Сергей Иванов, Лев Котюков
СМЕРТЬ ДВОЙНИКА
Глава 1
За вами следили когда-нибудь? Почти уверен, что нет. Но когда начинают следить, когда вы оказываетесь, если пользоваться терминологией Штирлица, «под колпаком», это сразу становится заметно. Довольно-таки противное ощущение: вы как бы ничего не замечаете и не хотите замечать, но… Вы движетесь тысячекратно повторенным, заученным маршрутом на работу и обратно, а сами чувствуете: вас «секут». Даже более того — ваша душа время от времени вздрагивает, как от уколов. Это вас фотографируют… Абсолютно непредставимо! Полная чушь! Однако…

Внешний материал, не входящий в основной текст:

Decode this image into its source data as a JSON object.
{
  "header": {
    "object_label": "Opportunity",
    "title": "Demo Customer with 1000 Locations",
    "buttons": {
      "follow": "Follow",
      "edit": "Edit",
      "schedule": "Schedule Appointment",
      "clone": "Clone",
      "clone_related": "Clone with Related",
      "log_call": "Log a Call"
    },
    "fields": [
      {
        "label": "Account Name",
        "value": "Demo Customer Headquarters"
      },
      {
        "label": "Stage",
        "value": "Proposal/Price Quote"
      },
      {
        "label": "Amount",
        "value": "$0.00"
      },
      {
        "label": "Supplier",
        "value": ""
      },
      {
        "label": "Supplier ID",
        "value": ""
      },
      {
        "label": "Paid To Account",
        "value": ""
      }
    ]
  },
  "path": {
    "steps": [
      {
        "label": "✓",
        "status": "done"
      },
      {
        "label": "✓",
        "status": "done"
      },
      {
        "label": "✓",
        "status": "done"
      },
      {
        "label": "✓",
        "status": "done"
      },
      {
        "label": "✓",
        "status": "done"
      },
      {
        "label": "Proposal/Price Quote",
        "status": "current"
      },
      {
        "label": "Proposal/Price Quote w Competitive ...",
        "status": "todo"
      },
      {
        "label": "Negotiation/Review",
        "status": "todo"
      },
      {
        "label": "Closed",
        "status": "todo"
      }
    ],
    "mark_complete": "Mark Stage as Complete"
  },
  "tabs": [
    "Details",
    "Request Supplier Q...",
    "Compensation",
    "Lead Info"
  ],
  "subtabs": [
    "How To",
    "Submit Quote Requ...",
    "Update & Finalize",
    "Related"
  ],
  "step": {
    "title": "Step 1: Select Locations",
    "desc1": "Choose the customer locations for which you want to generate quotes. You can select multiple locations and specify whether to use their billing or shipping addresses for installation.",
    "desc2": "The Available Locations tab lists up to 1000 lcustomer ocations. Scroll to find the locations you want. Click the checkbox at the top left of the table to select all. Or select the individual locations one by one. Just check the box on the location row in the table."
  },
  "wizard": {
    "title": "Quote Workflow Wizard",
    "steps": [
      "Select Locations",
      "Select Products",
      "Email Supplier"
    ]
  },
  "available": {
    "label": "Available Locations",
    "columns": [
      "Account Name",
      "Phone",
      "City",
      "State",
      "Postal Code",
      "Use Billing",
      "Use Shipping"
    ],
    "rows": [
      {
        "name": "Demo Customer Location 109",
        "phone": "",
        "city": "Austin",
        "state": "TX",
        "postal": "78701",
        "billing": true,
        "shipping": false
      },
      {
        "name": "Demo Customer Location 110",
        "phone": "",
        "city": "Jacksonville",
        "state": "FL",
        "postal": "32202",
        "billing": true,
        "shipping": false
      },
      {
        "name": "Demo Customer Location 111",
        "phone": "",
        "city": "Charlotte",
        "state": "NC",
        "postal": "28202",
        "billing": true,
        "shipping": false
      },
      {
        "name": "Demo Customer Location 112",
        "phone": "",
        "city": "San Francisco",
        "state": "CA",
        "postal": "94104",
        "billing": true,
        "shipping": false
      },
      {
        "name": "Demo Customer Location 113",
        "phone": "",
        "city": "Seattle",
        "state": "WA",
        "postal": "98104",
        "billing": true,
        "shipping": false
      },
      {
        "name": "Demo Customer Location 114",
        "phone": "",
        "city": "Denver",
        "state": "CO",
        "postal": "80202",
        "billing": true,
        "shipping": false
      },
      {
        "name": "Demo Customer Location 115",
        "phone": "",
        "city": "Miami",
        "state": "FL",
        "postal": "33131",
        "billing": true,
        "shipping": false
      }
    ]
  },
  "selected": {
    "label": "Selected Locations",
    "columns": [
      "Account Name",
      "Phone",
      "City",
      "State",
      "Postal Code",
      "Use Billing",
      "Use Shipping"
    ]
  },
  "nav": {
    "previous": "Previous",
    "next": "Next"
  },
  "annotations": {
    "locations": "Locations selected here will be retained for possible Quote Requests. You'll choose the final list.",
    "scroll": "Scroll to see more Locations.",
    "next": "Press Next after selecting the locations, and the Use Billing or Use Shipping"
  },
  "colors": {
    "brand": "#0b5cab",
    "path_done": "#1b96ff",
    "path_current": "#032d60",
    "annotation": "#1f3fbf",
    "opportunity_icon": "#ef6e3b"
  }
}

Вечером приходите домой, ставите чайник, лезете в занюханный «Север», чтобы достать полбатона и огрызок маргарина, — это будет вашим ужином — и начинаете анализировать. То есть на самом деле ни о каком анализе речи нет. Вы лишь тупо пытаетесь сообразить, что же это за… Тут вам хочется матюгнуться, но вы абсолютно не тот человек, бранных слов не употребляете. Тем не менее, чтобы почувствовать себя уверенней, чтобы почувствовать себя… ну я не знаю… более мужчиной, что ли, вы все же произносите: мол, что за чертовщина! Однако при этом вовсе не ощущаете предполагаемого прилива мужественности. Напротив, во рту образуется дрянной какой-то привкус, словно вы разжевали вместо изюминки усатого таракана!
Ну какого хрена за вами следить? И главное — кому? КГБ? Так ведь он теперь существует только в романах. Милиции? Не совершал! Мафии, рэкетирам, убийцам? Не нужен. Потому что беден до отвращения. Беден как человек, который в наши дни получает двести пятнадцать, минус 25 % алименты, минус восемнадцать рублей за свет, квартиру и газ, минус не менее восьми-девяти рублей за стирку постельного белья, минус зубная паста, мыло, минус — о, Господи! — еще какая-нибудь сущая мелочь, которая, однако, расширяет дыру в бюджете до горестных размеров… И остальное, все до копейки — на еду! А вы попробуйте, для интереса, прокормиться на эти денежки, попробуйте! Будь оно трижды или четырежды неладно. Да церковная крыса из поговорки по сравнению с вами просто купчиха!
Единственная ценность, какой обладал Всеволод Сергеевич Огарев, была его редкая фамилия. Но ведь ее украсть невозможно. Да и зачем воровать фамилию русского позабытого поэта, когда известные нынешние поэты никому не нужны.
Чтобы уж до конца понять, сколь он был неинтересен окружающим, скажем, что Огарев сам когда-то мечтал быть поэтом, и как у большинства желающих достичь небесных высот литературы, у Огарева ничего не получилось — всего лишь потому, что он был недостаточно одарен. Но, конечно, нашлись причины и куда более уважительные для огаревского самолюбия. Например, суровая, а пожалуй, и грубая отповедь писателя Николая Старшинова, которую Всеволод Сергеевич получил шесть лет назад по почте, когда пытался опубликовать свои стихи в одном из ныне не существующих толстых журналов.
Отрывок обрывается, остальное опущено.